Flatliners

Grenzgänger zwischen Fläche und Raum

Markus Brüderlin


„Die Kruste besteht aus früher lebensfähigen und jetzt toten Zellen. Der Körper der Kunst hat sich, während er reagierte, aus diesen Zellen einen Schutzschild gemacht. ...Unsere Aufgabe als Künstler ist, so zu arbeiten, daß unter der Kruste - wenn sie einst zerfallen wird - eine lebende geschmeidige Haut ist, welche der Menschheit ein neues Bild (Idee) zu geben bereit ist.“
Luciano Fabro

Flach sind sie, die Wand- und Raumobjekte von Georgia Creimer, wie ausgewalzte Tuben; schlaff wie plattgedruckte Säcke, die hie und da nur durch ein Gestänge gestützt werden. Manchmal ragt ein Gummischlauch vom spitzen Ende eines flachen Beutels in den Raum, rollt sich vor den Füßen des Betrachters und fordert ihm auf, diesen körperlosen Körper doch aufzublasen (- eine sinnige Metapher für den umgekehrten Vorgang der „Rezeption“, bei dem nicht der Rezipient das Gefäß der Empfängnis ist, sondern er erst den Kunstobjekten den Odem einbläst). Gleichzeitig täuschen einige dieser „Flatliners“ aber auch ein Körpervolumen vor, blähen sich durch die illusionistische Oberflächenbemalung zu einer imaginären Körperlichkeit auf. Wieder andere wölben sich tatsächlich als Schalen und gespreizte Kartonstreifen von der Wand weg in den realen Raum hinein. Trotz der Schlaffheit west eine Kraft in diesen Objekten, die durch ihre eigentümliche, halbamorphe Geformtheit und durch ihre organischen Anmutungsqualitäten in der Tat wie beseelte Wesen erscheinen, die auf der weißen Wand und dem glatten Galerieboden lauern, sich leise regen und zuweilen auch einander umarmen. Einigen dieser gestaltlosen Kreaturen evozieren ein archetypisches Rückbesinnen an das eigene Körpersein als Amöbe, als einzelliger Bewohner einer Flachwelt. Assoziationen an Flagellatendrängen sich auf. die vor der Aufspaltung der Evolution in Tier- und Pflanzenreich die listige Fähigkeit entwickelten, als kapselförmige Zyste ungünstige Umweltbedingungen in einem Ruhezustand zu überdauern, um danach wieder munter durch die Ursuppe zu geißeln.
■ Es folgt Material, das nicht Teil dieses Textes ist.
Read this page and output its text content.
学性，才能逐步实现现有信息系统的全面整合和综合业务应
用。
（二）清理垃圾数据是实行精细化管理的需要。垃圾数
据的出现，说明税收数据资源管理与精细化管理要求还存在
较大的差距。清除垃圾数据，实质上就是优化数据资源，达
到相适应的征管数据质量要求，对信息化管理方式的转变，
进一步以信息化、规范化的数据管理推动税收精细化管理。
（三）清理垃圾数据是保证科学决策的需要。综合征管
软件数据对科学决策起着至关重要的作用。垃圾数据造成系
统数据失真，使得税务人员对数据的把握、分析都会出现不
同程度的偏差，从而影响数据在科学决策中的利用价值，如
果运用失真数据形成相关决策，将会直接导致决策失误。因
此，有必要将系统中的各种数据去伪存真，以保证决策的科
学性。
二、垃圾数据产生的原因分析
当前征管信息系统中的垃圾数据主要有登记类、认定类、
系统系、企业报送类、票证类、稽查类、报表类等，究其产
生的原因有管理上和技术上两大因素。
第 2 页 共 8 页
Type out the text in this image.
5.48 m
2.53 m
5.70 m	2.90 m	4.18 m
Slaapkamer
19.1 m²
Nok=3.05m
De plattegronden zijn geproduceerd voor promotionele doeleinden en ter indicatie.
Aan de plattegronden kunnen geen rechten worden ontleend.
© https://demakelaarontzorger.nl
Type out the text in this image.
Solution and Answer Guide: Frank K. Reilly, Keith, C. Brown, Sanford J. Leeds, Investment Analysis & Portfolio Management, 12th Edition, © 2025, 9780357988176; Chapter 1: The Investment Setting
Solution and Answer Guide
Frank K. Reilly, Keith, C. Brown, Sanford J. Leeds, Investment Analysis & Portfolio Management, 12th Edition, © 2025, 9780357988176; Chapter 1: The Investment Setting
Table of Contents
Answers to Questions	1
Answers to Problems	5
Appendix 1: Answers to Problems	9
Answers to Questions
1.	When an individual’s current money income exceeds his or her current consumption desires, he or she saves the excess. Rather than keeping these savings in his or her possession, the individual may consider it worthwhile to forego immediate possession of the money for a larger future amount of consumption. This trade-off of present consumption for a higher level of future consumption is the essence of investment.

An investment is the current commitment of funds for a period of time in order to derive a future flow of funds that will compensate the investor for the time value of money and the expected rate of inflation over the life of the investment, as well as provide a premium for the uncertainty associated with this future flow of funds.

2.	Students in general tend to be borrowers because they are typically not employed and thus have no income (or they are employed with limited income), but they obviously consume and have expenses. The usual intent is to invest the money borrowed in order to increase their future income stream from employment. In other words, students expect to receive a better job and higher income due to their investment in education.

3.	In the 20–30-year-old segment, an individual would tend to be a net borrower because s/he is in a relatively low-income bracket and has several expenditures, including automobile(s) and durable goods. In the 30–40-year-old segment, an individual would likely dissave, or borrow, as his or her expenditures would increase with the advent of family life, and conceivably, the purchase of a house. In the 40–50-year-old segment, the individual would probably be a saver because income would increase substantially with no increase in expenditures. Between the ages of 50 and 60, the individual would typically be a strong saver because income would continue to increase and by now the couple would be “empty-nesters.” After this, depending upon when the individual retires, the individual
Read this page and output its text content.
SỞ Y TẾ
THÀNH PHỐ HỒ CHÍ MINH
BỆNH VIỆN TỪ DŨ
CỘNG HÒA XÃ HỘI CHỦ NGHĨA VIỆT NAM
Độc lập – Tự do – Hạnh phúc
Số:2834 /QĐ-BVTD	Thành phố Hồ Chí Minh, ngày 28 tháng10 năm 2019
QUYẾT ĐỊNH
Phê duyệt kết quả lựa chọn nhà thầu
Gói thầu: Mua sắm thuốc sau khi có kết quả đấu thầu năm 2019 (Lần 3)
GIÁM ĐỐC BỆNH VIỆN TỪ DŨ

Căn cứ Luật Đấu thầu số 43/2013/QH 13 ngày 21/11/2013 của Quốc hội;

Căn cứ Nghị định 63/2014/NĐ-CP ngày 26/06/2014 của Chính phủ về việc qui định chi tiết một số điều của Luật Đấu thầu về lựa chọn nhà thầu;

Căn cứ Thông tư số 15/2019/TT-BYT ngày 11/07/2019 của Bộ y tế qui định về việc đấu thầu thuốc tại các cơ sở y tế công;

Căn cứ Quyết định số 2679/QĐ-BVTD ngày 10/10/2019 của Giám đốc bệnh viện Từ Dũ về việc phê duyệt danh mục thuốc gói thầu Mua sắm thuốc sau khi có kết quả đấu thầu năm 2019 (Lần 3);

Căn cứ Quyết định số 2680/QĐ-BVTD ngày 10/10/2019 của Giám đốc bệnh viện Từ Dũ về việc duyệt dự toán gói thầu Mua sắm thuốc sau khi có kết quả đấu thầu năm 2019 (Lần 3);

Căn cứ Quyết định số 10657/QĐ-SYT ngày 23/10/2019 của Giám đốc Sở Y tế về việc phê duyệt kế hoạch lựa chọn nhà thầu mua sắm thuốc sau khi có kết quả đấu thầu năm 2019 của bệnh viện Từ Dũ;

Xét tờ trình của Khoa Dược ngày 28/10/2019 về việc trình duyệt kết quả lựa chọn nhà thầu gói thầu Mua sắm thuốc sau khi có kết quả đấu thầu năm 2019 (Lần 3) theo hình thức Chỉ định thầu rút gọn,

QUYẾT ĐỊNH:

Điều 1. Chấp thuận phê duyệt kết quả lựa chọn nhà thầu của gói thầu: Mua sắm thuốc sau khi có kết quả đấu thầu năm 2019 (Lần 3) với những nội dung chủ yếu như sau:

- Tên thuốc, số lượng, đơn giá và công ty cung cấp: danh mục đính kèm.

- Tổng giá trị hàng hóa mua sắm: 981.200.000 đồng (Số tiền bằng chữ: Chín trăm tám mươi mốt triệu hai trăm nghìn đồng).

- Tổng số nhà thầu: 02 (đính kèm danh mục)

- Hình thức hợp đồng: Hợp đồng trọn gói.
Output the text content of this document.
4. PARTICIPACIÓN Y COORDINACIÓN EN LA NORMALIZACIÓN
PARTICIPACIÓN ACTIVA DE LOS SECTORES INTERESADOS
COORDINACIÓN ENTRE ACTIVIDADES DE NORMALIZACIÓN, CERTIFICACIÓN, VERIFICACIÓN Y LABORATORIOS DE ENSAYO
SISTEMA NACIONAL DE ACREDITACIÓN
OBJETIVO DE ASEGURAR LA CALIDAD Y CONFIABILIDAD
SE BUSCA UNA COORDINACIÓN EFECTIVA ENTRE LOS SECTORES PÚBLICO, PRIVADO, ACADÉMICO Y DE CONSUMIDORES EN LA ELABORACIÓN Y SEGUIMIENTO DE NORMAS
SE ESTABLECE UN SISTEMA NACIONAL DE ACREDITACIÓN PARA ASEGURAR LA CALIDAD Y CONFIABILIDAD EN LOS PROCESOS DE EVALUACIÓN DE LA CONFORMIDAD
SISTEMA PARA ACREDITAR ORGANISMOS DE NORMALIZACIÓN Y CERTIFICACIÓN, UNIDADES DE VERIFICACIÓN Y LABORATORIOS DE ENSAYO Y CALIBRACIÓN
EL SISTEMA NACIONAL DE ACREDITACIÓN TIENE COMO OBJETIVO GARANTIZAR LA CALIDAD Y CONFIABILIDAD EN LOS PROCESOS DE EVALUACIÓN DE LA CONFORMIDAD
Der diskrete Charm des Monströsen

Bevor wir uns aber in der Beschreibung der poetischen Belegschaft einer wesenhaften Gegenwelt ergehen, die scheibar das Atelier und den Galerieraum bevölkern, müssen wir uns an die sachlichen und materiellen Gegebenheiten halten, aus denen die 1964 in São Paulo geborene Künstlerin ihre Konzeption aufbaut. Georgia creimer arbeitet mit eigenwillig geformten Leinwandstücken, deren Oberflächen durch Farbe zum Teil körperillusionierend bemalt werden. Manchmal wird diese Farbhaut durch mehrmalige Bemalung verdickt und mit chemisch aktiven Flüssigkeiten wie Säuren, zu einer taktilen Farbkruste gegerbt. Das Kolorit dieser Patina hält sich dann ganz in den stumpfen Tonigkeit von Erd- und Rostfarben. Die ersten flächigen Arbeiten, mit denen sie 1985 in São Paulo an die Öffentlichkeit trat, waren illusionistisch gemalte, wulstige gebilde, deren veknorpelte Auswüchse und volutenformige Einrollungen unmittelbar an das


Ohrmuschel-ornament des Rokoko errinerten. (S.4,35) Ihre Plazierung auf der ebenen Wand und ihr subversives Einnisten in die modernistische Architektur lehnte sich unzweideutig an die wichtigste Zweckbestimmung der Ornamentik früherer Zeiten an, nämlich an die Verlebendigung der vom Menschen gebauten und geformten, sachlich-funktionalen Objektwelt.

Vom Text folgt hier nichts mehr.